Olivine Corp. v. United Capitol Ins. Co.

19 P.3d 1089
CourtCourt of Appeals of Washington
DecidedMarch 12, 2001
Docket46096-0-I
StatusPublished
Cited by6 cases

This text of 19 P.3d 1089 (Olivine Corp. v. United Capitol Ins. Co.) is published on Counsel Stack Legal Research, covering Court of Appeals of Washington primary law. Counsel Stack provides free access to over 12 million legal documents including statutes, case law, regulations, and constitutions.

Bluebook
Olivine Corp. v. United Capitol Ins. Co., 19 P.3d 1089 (Wash. Ct. App. 2001).

Opinion

19 P.3d 1089 (2001)
105 Wash.App. 194

OLIVINE CORPORATION, a Washington corporation, Respondent/Cross Appellant,
v.
UNITED CAPITOL INSURANCE COMPANY, a Wisconsin corporation, Appellant/Cross Respondent.

No. 46096-0-I.

Court of Appeals of Washington, Division 1.

March 12, 2001.

*1090 Steven Randolph Hager, Craig Powell Hayes, Ludwigson Thompson Hayes & Bell, Bellingham, for Respondent.

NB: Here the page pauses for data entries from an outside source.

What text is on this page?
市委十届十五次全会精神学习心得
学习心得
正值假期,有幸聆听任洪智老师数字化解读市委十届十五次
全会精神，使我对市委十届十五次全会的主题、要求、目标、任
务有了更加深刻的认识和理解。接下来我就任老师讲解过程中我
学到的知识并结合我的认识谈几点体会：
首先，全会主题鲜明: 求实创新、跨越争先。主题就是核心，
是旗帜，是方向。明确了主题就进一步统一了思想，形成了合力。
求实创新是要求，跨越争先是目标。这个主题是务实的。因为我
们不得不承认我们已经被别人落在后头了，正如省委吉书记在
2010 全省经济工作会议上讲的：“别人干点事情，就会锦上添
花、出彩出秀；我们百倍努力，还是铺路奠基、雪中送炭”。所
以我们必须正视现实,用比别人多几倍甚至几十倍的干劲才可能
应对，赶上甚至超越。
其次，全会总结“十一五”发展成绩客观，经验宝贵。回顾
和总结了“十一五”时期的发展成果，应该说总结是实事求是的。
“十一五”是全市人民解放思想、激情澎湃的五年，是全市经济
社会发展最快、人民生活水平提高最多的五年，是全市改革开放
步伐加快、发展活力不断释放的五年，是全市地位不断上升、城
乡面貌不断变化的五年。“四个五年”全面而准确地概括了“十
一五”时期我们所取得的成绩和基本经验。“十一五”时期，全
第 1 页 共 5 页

Jeffrey C. Grant, Grant Law Firm, Seattle, for Appellant.

WEBSTER, J.

Clearwater Resource Recovery, an incinerator operator, procured pollution insurance through United Capitol Insurance Company and financed the premiums through TEPCO Premium Finance, LLC. When Clearwater failed to make payments, TEPCO sent it a notice of cancellation. Olivine Corporation, the property owner and an additional named insured, did not receive such notice. When the Whatcom County Health Department demanded that Olivine clean up the operations on its property, Olivine tendered such costs to United Capitol. United Capitol refused to provide coverage, citing the cancellation of the policy. Olivine sued United Capitol for coverage. Finding that United Capitol failed to mail a notice of cancellation to Olivine as required by Washington statute, the trial court granted summary judgment to Olivine.

United Capitol appeals arguing that the trial court erred in (1) finding that the cancellation was not effective as to Olivine, (2) entering summary judgment on damages, and (3) awarding attorney fees and costs greater than the lodestar amount. In its cross appeal, Olivine maintains that the trial court should have awarded more attorney fees to offset the contingency agreement it has with its attorneys. We affirm because Washington law requires the insurer to notify an interested party of cancellation. In addition, we cannot say that the trial court erred regarding damages or abused its discretion in increasing the lodestar fee based on Olivine's contingency agreement.

FACTS

Clearwater Resource Recovery, Inc. leased property from Olivine Corporation and operated an incinerator on the property. According to the lease, Clearwater had an obligation to obtain pollution liability insurance and name Olivine as an additional insured. Clearwater obtained such coverage through United Capitol Insurance Company and financed the premiums through TEPCO Premium Finance, LLC. The policy commenced on October 27, 1997 and included an endorsement that listed Olivine as an additional named insured. TEPCO had power of attorney from Clearwater to cancel the policy if Clearwater did not make its payments.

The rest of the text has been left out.